Да, Риджентс-парк он помнил: длинная прямая аллея, слева – киоск с воздушными шарами, где-то еще стоит несуразная статуя с надписью. Он поискал свободную скамью. Не хотелось, чтобы дергали, интересуясь, который час (Питера клонило в сон). Лучшее место, которое удалось найти, – подле пожилой седоволосой няньки со спящим в коляске младенцем, и он присел с краю.

Эксцентричная девушка, подумал он, вспомнив Элизабет, которая вошла в гостиную и встала рядом с матерью. Как выросла, совсем взрослая – скорее симпатичная, чем красивая. Вряд ли ей больше восемнадцати. Вероятно, с Клариссой не ладит. «Вот и моя Элизабет» и тому подобное – почему просто не сказать: «Вот Элизабет»? Как и многие матери, пытается выдать желаемое за действительное. Слишком полагается на свое обаяние и переигрывает.

По горлу приятно струился густой, ароматный дым сигары; он выпускал его кольцами, которые отважно боролись с воздухом, синие, круглые – попробую сегодня поговорить с Элизабет наедине, подумал он, – потом задрожали, приняли форму песочных часов и развеялись. Что за странные формы! Питер Уолш прикрыл веки, с трудом поднял руку и отшвырнул остаток сигары. По затуманенному сознанию прошлась огромная метла, сметая ветки, детские голоса, шарканье ног и звуки шагов, уличный гул, то стихающий, то нарастающий. Он все глубже и глубже погружался под пушистое крыло сна и наконец завяз окончательно.


Услышав храп Питера Уолша на краю скамейки, седая нянька вернулась к вязанию. В сером платье, с неутомимо и бесшумно двигающимися руками, она казалась защитницей прав спящих, вроде тех призрачных существ, что возникают в сумерках леса, сотканные из воздуха и ветвей. Одинокий странник, бродяга, что тревожит заросшие тропы, нарушает спокойствие папоротников и огромного, в человеческий рост болиголова, поднимает взгляд и внезапно видит в конце пути исполинскую фигуру.

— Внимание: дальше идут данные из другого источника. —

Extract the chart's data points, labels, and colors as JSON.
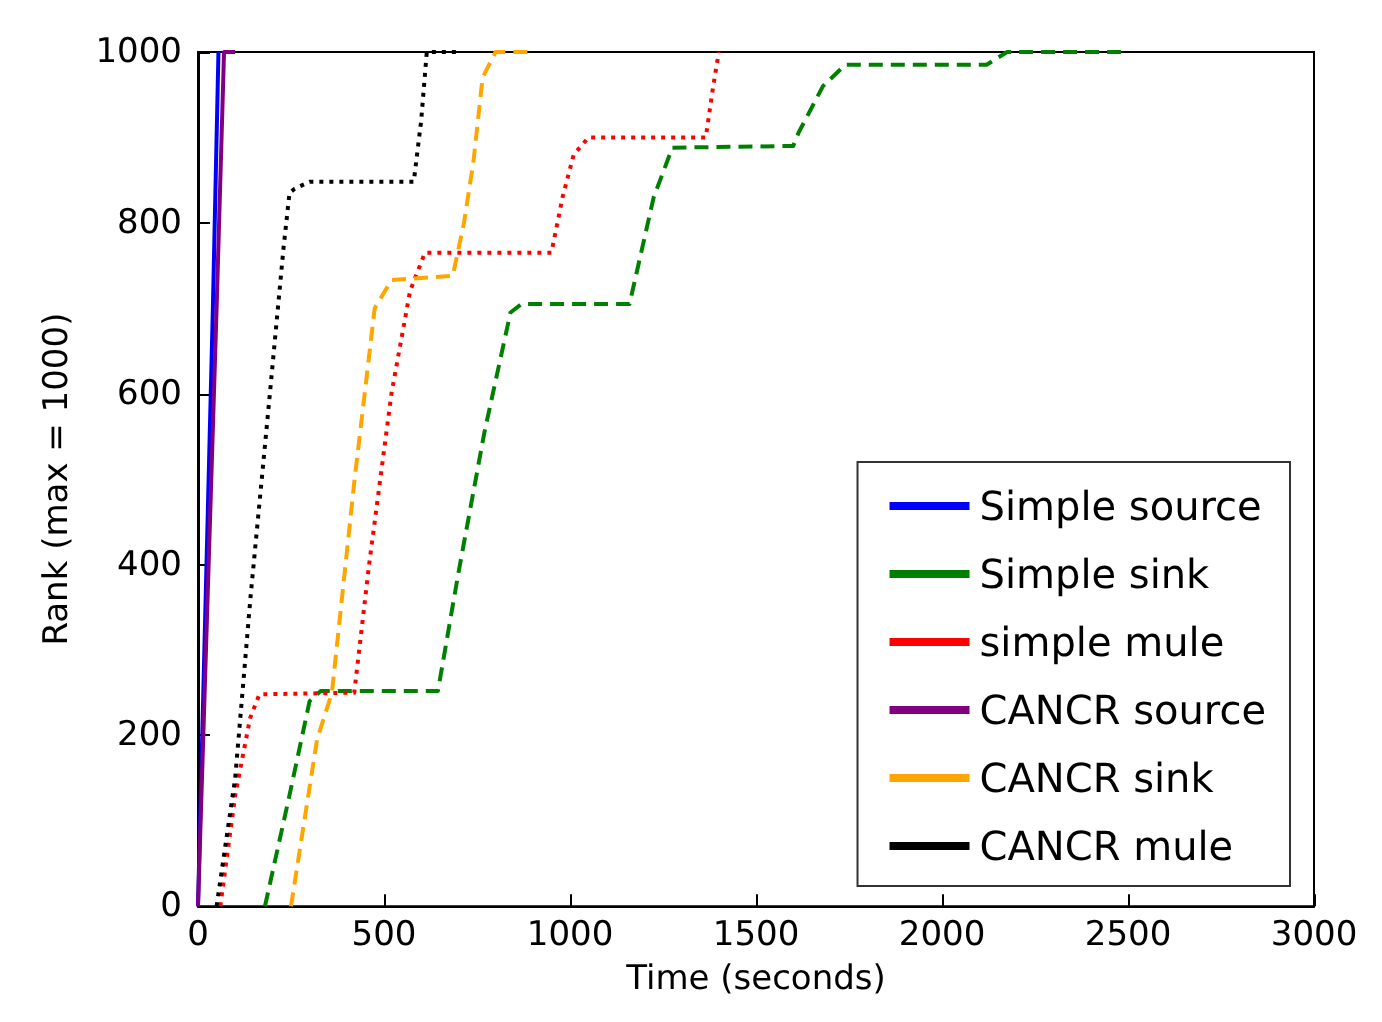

Пожалуй, он убежденный атеист, и подобные встречи с невероятным застигают его врасплох. Вне нашего разума нет ничего, лишь его порождения, думает он; жажда утешения, покоя, бегства от этих жалких пигмеев, слабых, трусливых мужчин и женщин. Но если я могу ее представить, значит, в каком-то смысле она существует, думает он и идет по тропе, подняв взор к небу и ветвям, придавая им очертания женской фигуры, и с изумлением видит, как степенно они замирают, как величаво колышется от ветра темная листва, источая сострадание, понимание, прощение, а потом внезапно взмывают ввысь в хмельном буйстве стихий.

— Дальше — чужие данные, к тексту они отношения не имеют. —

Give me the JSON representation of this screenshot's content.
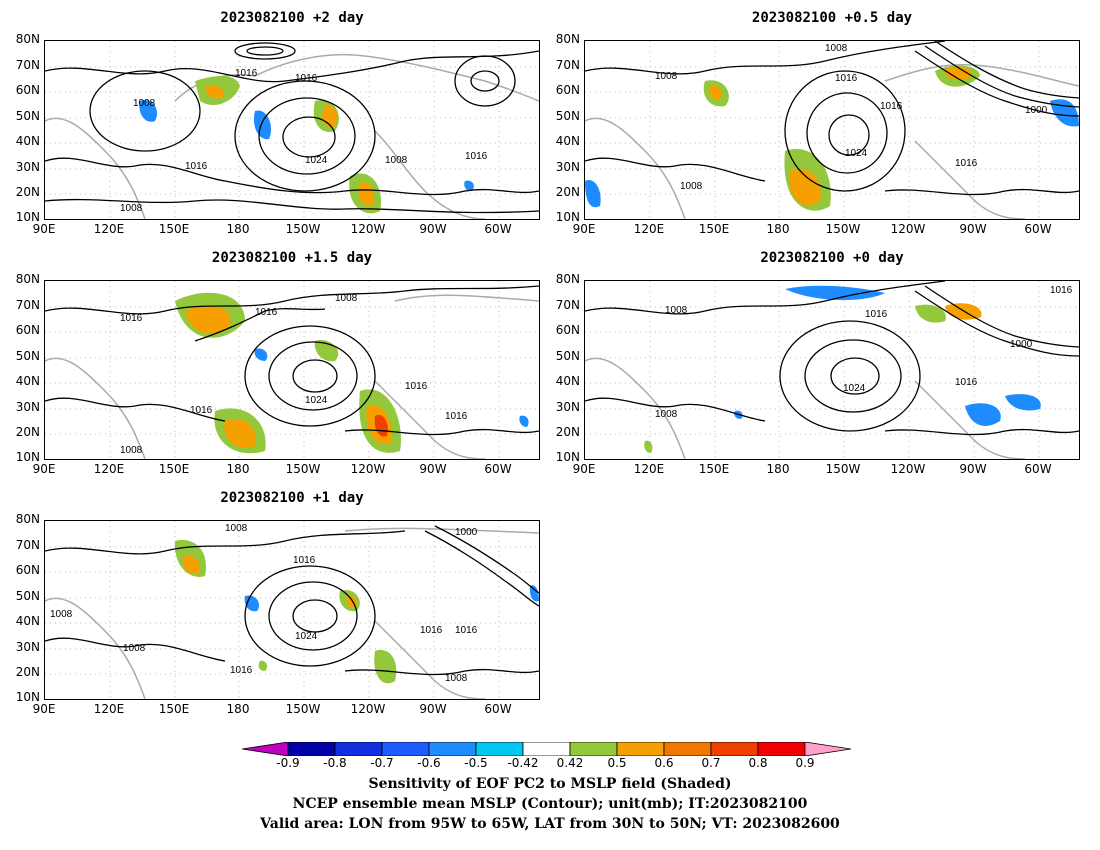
{
  "panels": [
    {
      "title": "2023082100 +2 day",
      "contour_labels": [
        "1016",
        "1016",
        "1008",
        "1024",
        "1016",
        "1008",
        "1016",
        "1008"
      ]
    },
    {
      "title": "2023082100 +0.5 day",
      "contour_labels": [
        "1008",
        "1008",
        "1016",
        "1016",
        "1000",
        "1024",
        "1016",
        "1008"
      ]
    },
    {
      "title": "2023082100 +1.5 day",
      "contour_labels": [
        "1016",
        "1016",
        "1008",
        "1016",
        "1024",
        "1016",
        "1016",
        "1008"
      ]
    },
    {
      "title": "2023082100 +0 day",
      "contour_labels": [
        "1008",
        "1016",
        "1008",
        "1016",
        "1000",
        "1024",
        "1016",
        "1008"
      ]
    },
    {
      "title": "2023082100 +1 day",
      "contour_labels": [
        "1008",
        "1000",
        "1016",
        "1008",
        "1024",
        "1016",
        "1016",
        "1008",
        "1008",
        "1016"
      ]
    }
  ],
  "lat_ticks": [
    "80N",
    "70N",
    "60N",
    "50N",
    "40N",
    "30N",
    "20N",
    "10N"
  ],
  "lon_ticks": [
    "90E",
    "120E",
    "150E",
    "180",
    "150W",
    "120W",
    "90W",
    "60W"
  ],
  "colorbar": {
    "ticks": [
      "-0.9",
      "-0.8",
      "-0.7",
      "-0.6",
      "-0.5",
      "-0.42",
      "0.42",
      "0.5",
      "0.6",
      "0.7",
      "0.8",
      "0.9"
    ],
    "colors": [
      "#c000c0",
      "#0000a8",
      "#1030e0",
      "#1e5cff",
      "#1e8cff",
      "#00c8f0",
      "#ffffff",
      "#94c83c",
      "#f5a000",
      "#f07800",
      "#f04000",
      "#f00000",
      "#ffa0c8"
    ]
  },
  "caption": {
    "line1": "Sensitivity of EOF PC2 to MSLP field (Shaded)",
    "line2": "NCEP ensemble mean MSLP (Contour); unit(mb); IT:2023082100",
    "line3": "Valid area: LON from 95W to 65W, LAT from 30N to 50N; VT: 2023082600"
  }
}
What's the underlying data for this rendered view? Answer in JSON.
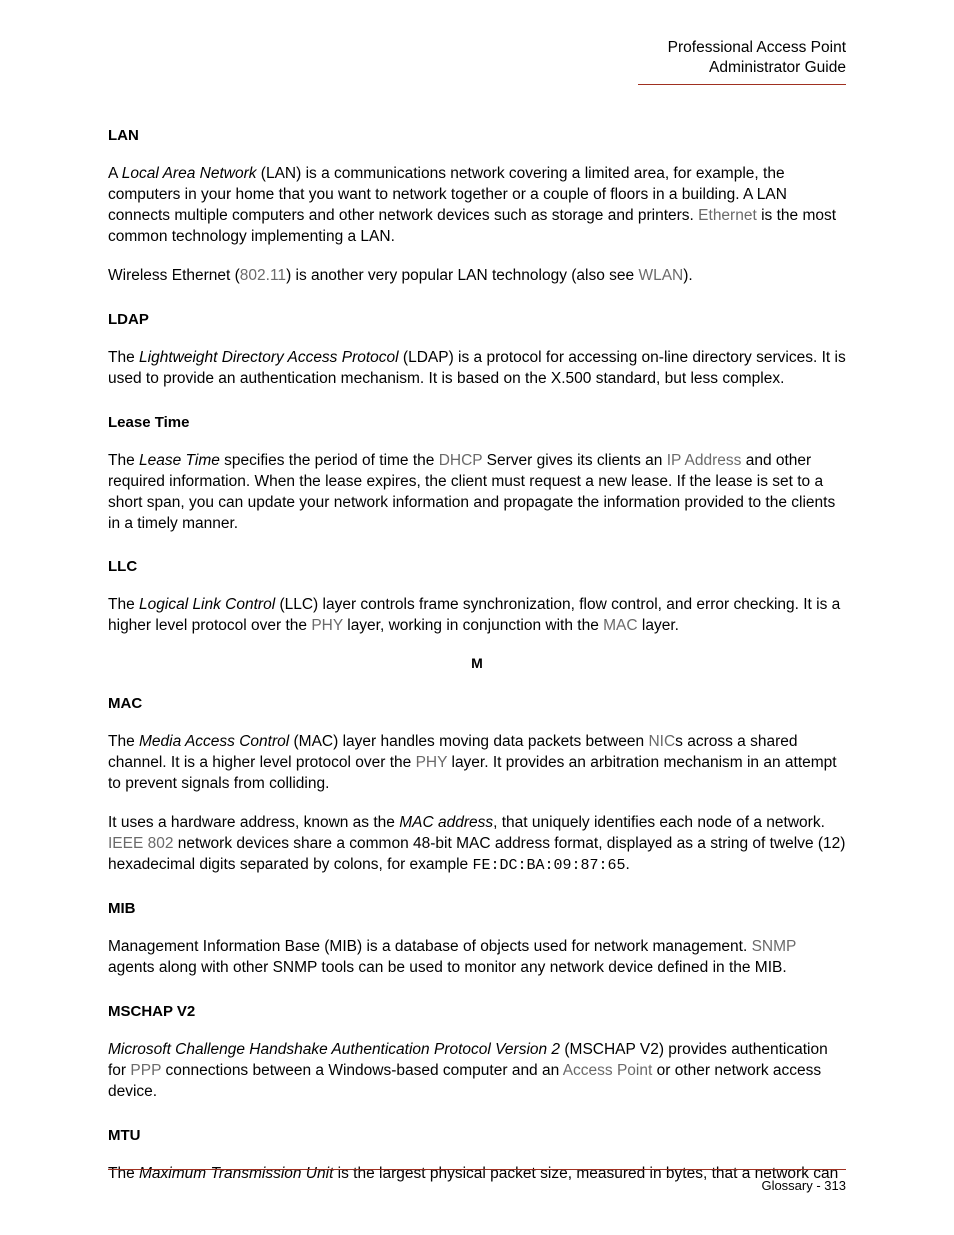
{
  "header": {
    "line1": "Professional Access Point",
    "line2": "Administrator Guide"
  },
  "sections": {
    "lan": {
      "title": "LAN",
      "p1_a": "A ",
      "p1_italic": "Local Area Network",
      "p1_b": " (LAN) is a communications network covering a limited area, for example, the computers in your home that you want to network together or a couple of floors in a building. A LAN connects multiple computers and other network devices such as storage and printers. ",
      "p1_link1": "Ethernet",
      "p1_c": " is the most common technology implementing a LAN.",
      "p2_a": "Wireless Ethernet (",
      "p2_link1": "802.11",
      "p2_b": ") is another very popular LAN technology (also see ",
      "p2_link2": "WLAN",
      "p2_c": ")."
    },
    "ldap": {
      "title": "LDAP",
      "p1_a": "The ",
      "p1_italic": "Lightweight Directory Access Protocol",
      "p1_b": " (LDAP) is a protocol for accessing on-line directory services. It is used to provide an authentication mechanism. It is based on the X.500 standard, but less complex."
    },
    "leasetime": {
      "title": "Lease Time",
      "p1_a": "The ",
      "p1_italic": "Lease Time",
      "p1_b": " specifies the period of time the ",
      "p1_link1": "DHCP",
      "p1_c": " Server gives its clients an ",
      "p1_link2": "IP Address",
      "p1_d": " and other required information. When the lease expires, the client must request a new lease. If the lease is set to a short span, you can update your network information and propagate the information provided to the clients in a timely manner."
    },
    "llc": {
      "title": "LLC",
      "p1_a": "The ",
      "p1_italic": "Logical Link Control",
      "p1_b": " (LLC) layer controls frame synchronization, flow control, and error checking. It is a higher level protocol over the ",
      "p1_link1": "PHY",
      "p1_c": " layer, working in conjunction with the ",
      "p1_link2": "MAC",
      "p1_d": " layer."
    },
    "letter_m": "M",
    "mac": {
      "title": "MAC",
      "p1_a": "The ",
      "p1_italic": "Media Access Control",
      "p1_b": " (MAC) layer handles moving data packets between ",
      "p1_link1": "NIC",
      "p1_c": "s across a shared channel. It is a higher level protocol over the ",
      "p1_link2": "PHY",
      "p1_d": " layer. It provides an arbitration mechanism in an attempt to prevent signals from colliding.",
      "p2_a": "It uses a hardware address, known as the ",
      "p2_italic": "MAC address",
      "p2_b": ", that uniquely identifies each node of a network. ",
      "p2_link1": "IEEE",
      "p2_link2": " 802",
      "p2_c": " network devices share a common 48-bit MAC address format, displayed as a string of twelve (12) hexadecimal digits separated by colons, for example ",
      "p2_mono": "FE:DC:BA:09:87:65",
      "p2_d": "."
    },
    "mib": {
      "title": "MIB",
      "p1_a": "Management Information Base (MIB) is a database of objects used for network management. ",
      "p1_link1": "SNMP",
      "p1_b": " agents along with other SNMP tools can be used to monitor any network device defined in the MIB."
    },
    "mschap": {
      "title": "MSCHAP V2",
      "p1_italic": "Microsoft Challenge Handshake Authentication Protocol Version 2",
      "p1_a": " (MSCHAP V2) provides authentication for ",
      "p1_link1": "PPP",
      "p1_b": " connections between a Windows-based computer and an ",
      "p1_link2": "Access Point",
      "p1_c": " or other network access device."
    },
    "mtu": {
      "title": "MTU",
      "p1_a": "The ",
      "p1_italic": "Maximum Transmission Unit",
      "p1_b": " is the largest physical packet size, measured in bytes, that a network can"
    }
  },
  "footer": {
    "label": "Glossary - 313"
  }
}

Таковы видения, что смущают одинокого странника, словно рог изобилия, полный фруктов, или шепот сирен, качающихся на зеленых морских волнах, или заросли роз, источающих дивный аромат, или бледные лица русалок, что поднимаются из глубин и манят рыбаков в воду.

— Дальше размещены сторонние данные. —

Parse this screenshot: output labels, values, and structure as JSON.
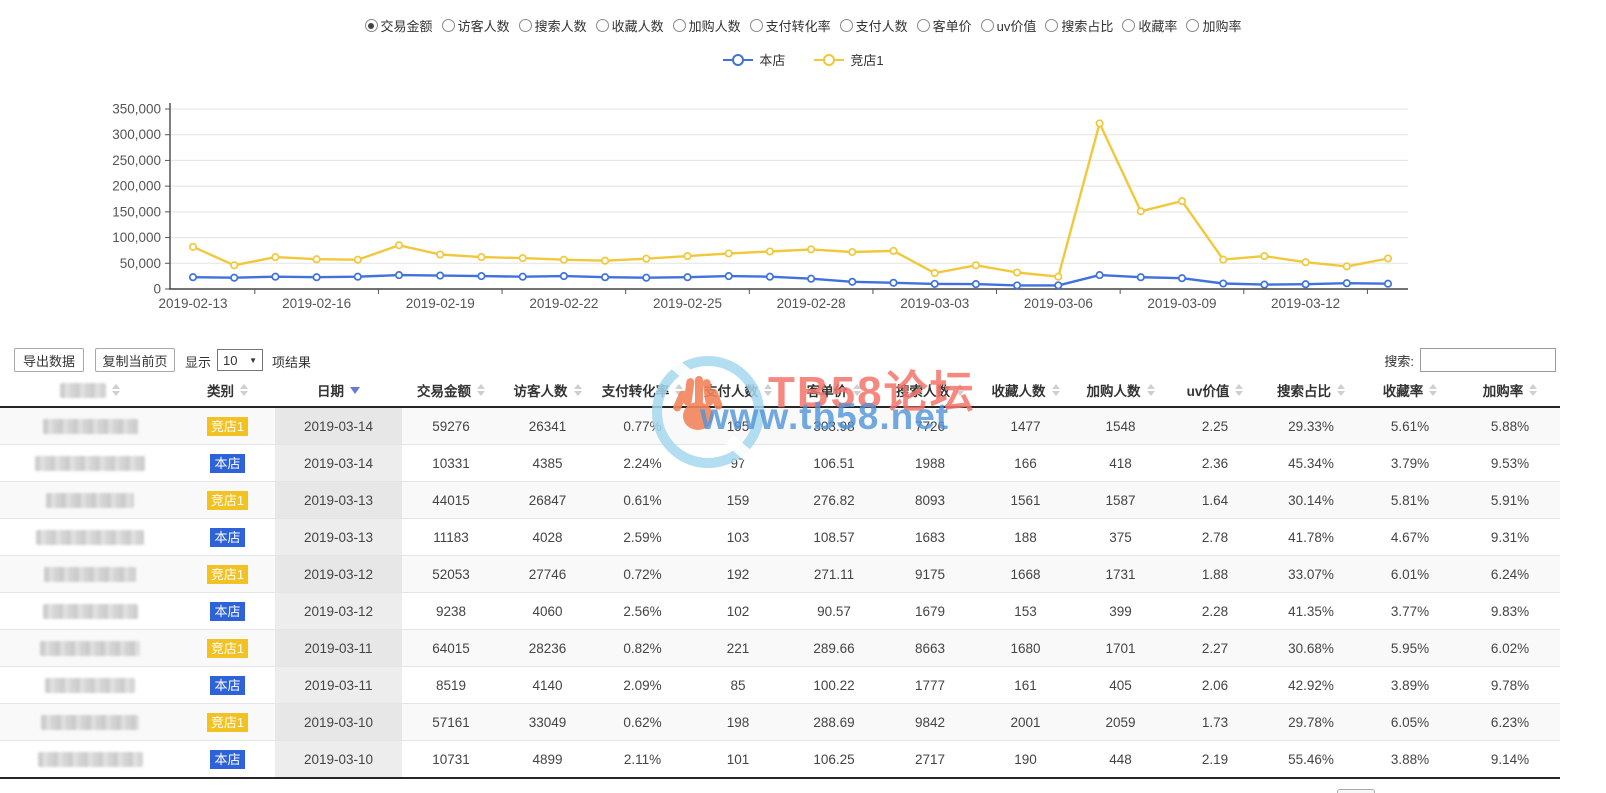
{
  "metrics": {
    "options": [
      {
        "label": "交易金额",
        "selected": true
      },
      {
        "label": "访客人数",
        "selected": false
      },
      {
        "label": "搜索人数",
        "selected": false
      },
      {
        "label": "收藏人数",
        "selected": false
      },
      {
        "label": "加购人数",
        "selected": false
      },
      {
        "label": "支付转化率",
        "selected": false
      },
      {
        "label": "支付人数",
        "selected": false
      },
      {
        "label": "客单价",
        "selected": false
      },
      {
        "label": "uv价值",
        "selected": false
      },
      {
        "label": "搜索占比",
        "selected": false
      },
      {
        "label": "收藏率",
        "selected": false
      },
      {
        "label": "加购率",
        "selected": false
      }
    ]
  },
  "legend": {
    "items": [
      {
        "name": "本店",
        "color": "#3f72dd"
      },
      {
        "name": "竞店1",
        "color": "#f1c83c"
      }
    ]
  },
  "chart_data": {
    "type": "line",
    "title": "",
    "xlabel": "",
    "ylabel": "",
    "ylim": [
      0,
      350000
    ],
    "y_ticks": [
      0,
      50000,
      100000,
      150000,
      200000,
      250000,
      300000,
      350000
    ],
    "grid": "horizontal",
    "legend_position": "top-center",
    "x": [
      "2019-02-13",
      "2019-02-14",
      "2019-02-15",
      "2019-02-16",
      "2019-02-17",
      "2019-02-18",
      "2019-02-19",
      "2019-02-20",
      "2019-02-21",
      "2019-02-22",
      "2019-02-23",
      "2019-02-24",
      "2019-02-25",
      "2019-02-26",
      "2019-02-27",
      "2019-02-28",
      "2019-03-01",
      "2019-03-02",
      "2019-03-03",
      "2019-03-04",
      "2019-03-05",
      "2019-03-06",
      "2019-03-07",
      "2019-03-08",
      "2019-03-09",
      "2019-03-10",
      "2019-03-11",
      "2019-03-12",
      "2019-03-13",
      "2019-03-14"
    ],
    "x_tick_labels": [
      "2019-02-13",
      "2019-02-16",
      "2019-02-19",
      "2019-02-22",
      "2019-02-25",
      "2019-02-28",
      "2019-03-03",
      "2019-03-06",
      "2019-03-09",
      "2019-03-12"
    ],
    "series": [
      {
        "name": "本店",
        "color": "#3f72dd",
        "values": [
          23000,
          22000,
          24000,
          23000,
          24000,
          27000,
          26000,
          25000,
          24000,
          25000,
          23000,
          22000,
          23000,
          25000,
          24000,
          20000,
          14000,
          12000,
          10000,
          9500,
          7000,
          7000,
          27000,
          23000,
          21000,
          10731,
          8519,
          9238,
          11183,
          10331
        ]
      },
      {
        "name": "竞店1",
        "color": "#f1c83c",
        "values": [
          82000,
          46000,
          62000,
          58000,
          57000,
          85000,
          67000,
          62000,
          60000,
          57000,
          55000,
          59000,
          64000,
          69000,
          73000,
          77000,
          72000,
          74000,
          31000,
          46000,
          32000,
          24000,
          322000,
          151000,
          171000,
          57161,
          64015,
          52053,
          44015,
          59276
        ]
      }
    ]
  },
  "toolbar": {
    "export_label": "导出数据",
    "copy_label": "复制当前页",
    "show_label": "显示",
    "page_size": "10",
    "results_label": "项结果",
    "search_label": "搜索:",
    "search_value": ""
  },
  "table": {
    "headers": [
      {
        "label": "",
        "blurred": true,
        "sort": "both"
      },
      {
        "label": "类别",
        "sort": "both"
      },
      {
        "label": "日期",
        "sort": "desc"
      },
      {
        "label": "交易金额",
        "sort": "both"
      },
      {
        "label": "访客人数",
        "sort": "both"
      },
      {
        "label": "支付转化率",
        "sort": "both"
      },
      {
        "label": "支付人数",
        "sort": "both"
      },
      {
        "label": "客单价",
        "sort": "both"
      },
      {
        "label": "搜索人数",
        "sort": "both"
      },
      {
        "label": "收藏人数",
        "sort": "both"
      },
      {
        "label": "加购人数",
        "sort": "both"
      },
      {
        "label": "uv价值",
        "sort": "both"
      },
      {
        "label": "搜索占比",
        "sort": "both"
      },
      {
        "label": "收藏率",
        "sort": "both"
      },
      {
        "label": "加购率",
        "sort": "both"
      }
    ],
    "category_colors": {
      "竞店1": "#f1c221",
      "本店": "#2e62d9"
    },
    "rows": [
      {
        "category": "竞店1",
        "date": "2019-03-14",
        "values": [
          "59276",
          "26341",
          "0.77%",
          "195",
          "303.98",
          "7726",
          "1477",
          "1548",
          "2.25",
          "29.33%",
          "5.61%",
          "5.88%"
        ]
      },
      {
        "category": "本店",
        "date": "2019-03-14",
        "values": [
          "10331",
          "4385",
          "2.24%",
          "97",
          "106.51",
          "1988",
          "166",
          "418",
          "2.36",
          "45.34%",
          "3.79%",
          "9.53%"
        ]
      },
      {
        "category": "竞店1",
        "date": "2019-03-13",
        "values": [
          "44015",
          "26847",
          "0.61%",
          "159",
          "276.82",
          "8093",
          "1561",
          "1587",
          "1.64",
          "30.14%",
          "5.81%",
          "5.91%"
        ]
      },
      {
        "category": "本店",
        "date": "2019-03-13",
        "values": [
          "11183",
          "4028",
          "2.59%",
          "103",
          "108.57",
          "1683",
          "188",
          "375",
          "2.78",
          "41.78%",
          "4.67%",
          "9.31%"
        ]
      },
      {
        "category": "竞店1",
        "date": "2019-03-12",
        "values": [
          "52053",
          "27746",
          "0.72%",
          "192",
          "271.11",
          "9175",
          "1668",
          "1731",
          "1.88",
          "33.07%",
          "6.01%",
          "6.24%"
        ]
      },
      {
        "category": "本店",
        "date": "2019-03-12",
        "values": [
          "9238",
          "4060",
          "2.56%",
          "102",
          "90.57",
          "1679",
          "153",
          "399",
          "2.28",
          "41.35%",
          "3.77%",
          "9.83%"
        ]
      },
      {
        "category": "竞店1",
        "date": "2019-03-11",
        "values": [
          "64015",
          "28236",
          "0.82%",
          "221",
          "289.66",
          "8663",
          "1680",
          "1701",
          "2.27",
          "30.68%",
          "5.95%",
          "6.02%"
        ]
      },
      {
        "category": "本店",
        "date": "2019-03-11",
        "values": [
          "8519",
          "4140",
          "2.09%",
          "85",
          "100.22",
          "1777",
          "161",
          "405",
          "2.06",
          "42.92%",
          "3.89%",
          "9.78%"
        ]
      },
      {
        "category": "竞店1",
        "date": "2019-03-10",
        "values": [
          "57161",
          "33049",
          "0.62%",
          "198",
          "288.69",
          "9842",
          "2001",
          "2059",
          "1.73",
          "29.78%",
          "6.05%",
          "6.23%"
        ]
      },
      {
        "category": "本店",
        "date": "2019-03-10",
        "values": [
          "10731",
          "4899",
          "2.11%",
          "101",
          "106.25",
          "2717",
          "190",
          "448",
          "2.19",
          "55.46%",
          "3.88%",
          "9.14%"
        ]
      }
    ]
  },
  "watermark": {
    "line1": "TB58论坛",
    "line2": "www.tb58.net",
    "text_color": "#f4756b",
    "url_color": "#4f94d9"
  }
}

Таковы видения, что непрестанно всплывают на поверхность, подкрадываются сзади, затмевают реальность, нередко подчиняя себе одинокого странника, лишая его земных страстей и желания вернуться, и взамен даруют покой, словно эта лихорадочная жизнь (думает он, устремляясь в глубь леса) есть сама простота, и бесчисленные множества вещей сливаются воедино; и этот призрак, сотканный из неба и ветвей, поднялся из бурного моря (странник стал старше, ему уже за пятьдесят), величественно распростер руки, и с них струится сострадание, понимание, прощение. Значит, думает он, я никогда не вернусь к свету лампы в гостиной, никогда не дочитаю книгу, никогда не выбью трубку, никогда не позвоню, чтобы миссис Тернер убрала. Лучше я подойду к этому исполину, который кивнет, подымет меня на ветвистые плечи и позволит улететь в небытие вместе с остальными.